«Roundtable nachgefragt» vertieft aufschlussreiche, inspirierende, überraschende oder kritische Aspekte. Das letzte Wort zum Roundtable vom September gehört Nicolas Fries, Circular Economy & Innovation Manager, Implenia Real Estate, Real Estate Products M.A. in International Affairs and Environmental Sciences.
Lässt sich Kreislaufwirtschaft in fünf Sätzen umschreiben? Wagen Sie einen Versuch! Kreislaufwirtschaft verabschiedet sich vom gegenwärtigen linearen Wirtschaftsmodell und setzt den Erhalt des Materialwertes über mehrere Lebenszyklen ins Zentrum. Primäres Ziel ist die Einhaltung der «Planetary Boundaries» durch die Schonung natürlicher Ressourcen. Gerade in der Bauindustrie, die rund 60% des Materialverbrauchs verantwortet, sind neue technische und wirtschaftliche Ansätze gefragt. Vereinfacht ausgedrückt, geht es darum Materialflüsse wo immer möglich zu reduzieren und Produkte so zu designen, dass deren Komponenten und Materialien am Lebensende wieder genutzt und schlimmstenfalls zu Sekundärrohstoffen rezykliert werden.
Die Bauindustrie ist bekannt für Ihre Trägheit und limitierte Innovationskraft. Was für ein Gamechanger würde die Kreislaufwirtschaft heute beflügeln? Zum einen braucht es seitens Investoren und Finanzsektor eine grössere Nachfrage nach kreislauffähigen Lösungen. Im Zuge der demnächst eingeführten EU-Taxonomie ist dies kurzfristig zu erwarten. Zum anderen sind technische Lösungen und Produkte gefragt, welche die Prinzipien der Kreislaufwirtschaft vollumfänglich integrieren. Hier ist noch viel Innovation innerhalb der Bauindustrie gefragt.
Wo steht die Kreislaufwirtschaft im Schweizer Bauwesen in zehn Jahren?
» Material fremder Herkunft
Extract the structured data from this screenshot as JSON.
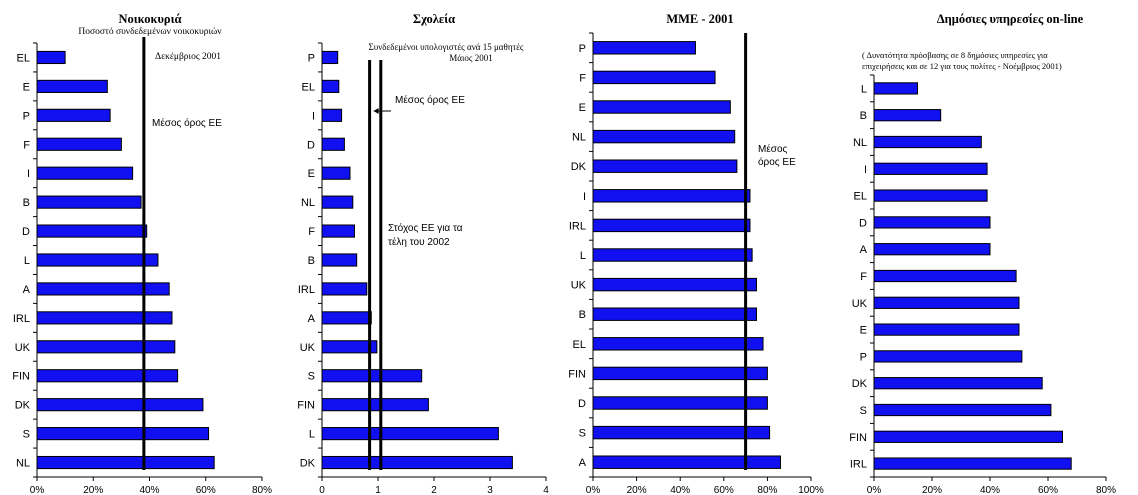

Dank unserer zahlreichen Bildungsstätten, dem lokalen Handwerk und den hohen Qualitätsstandards verfügt die Schweiz über sehr gute Voraussetzungen, sich als Kreislaufpionier zu positionieren. Davon würden sämtliche Akteure im Bausektor wie auch Investoren und Endkunden profitieren. Um dies zu erreichen, brauchen wir Mut für Innovation, Kollaboration über die Industrie hinaus und wirtschaftliche Rahmenbedingungen, die nachhaltiges Wirtschaften systematisch belohnen. Gerade bei den gesetzlichen Rahmenbedingungen hinkt die Schweiz im Europäischen Vergleich in Sachen Kreislaufwirtschaft hinterher. Umso grösser muss also der Unternehmergeist eines jeden einzelnen Wirtschaftsakteurs sein, eine Vorreiterrolle einzunehmen und neue Differenzierungsmerkmale aufzubauen.
Mit was für Anreizen kann man die Bau- und Immobilienbranche zu einem Umdenken/Experimentieren motivieren? Steigende Ressourcenpreise und drohende Regulierungen dienen sicherlich als Anreize, wenn auch nicht intrinsischer Natur. Der grösste Anreiz eines Unternehmens sollte vielmehr darin liegen, sich die Chancen der Kreislaufwirtschaft eigens zu machen, um neue nachhaltige Geschäftsmodelle zu entwickeln.
Ihre Mission innerhalb Implenia ist? Meine Mission besteht darin, auf die wirtschaftlichen Chancen der Kreislaufwirtschaft aufmerksam zu machen sowie wertschaffende Geschäftsmodelle zu entwickeln und umzusetzen, die auch langfristig mit ökologischen und gesellschaftlichen Anliegen vereinbar sind.
Herr Fries, herzlichen Dank!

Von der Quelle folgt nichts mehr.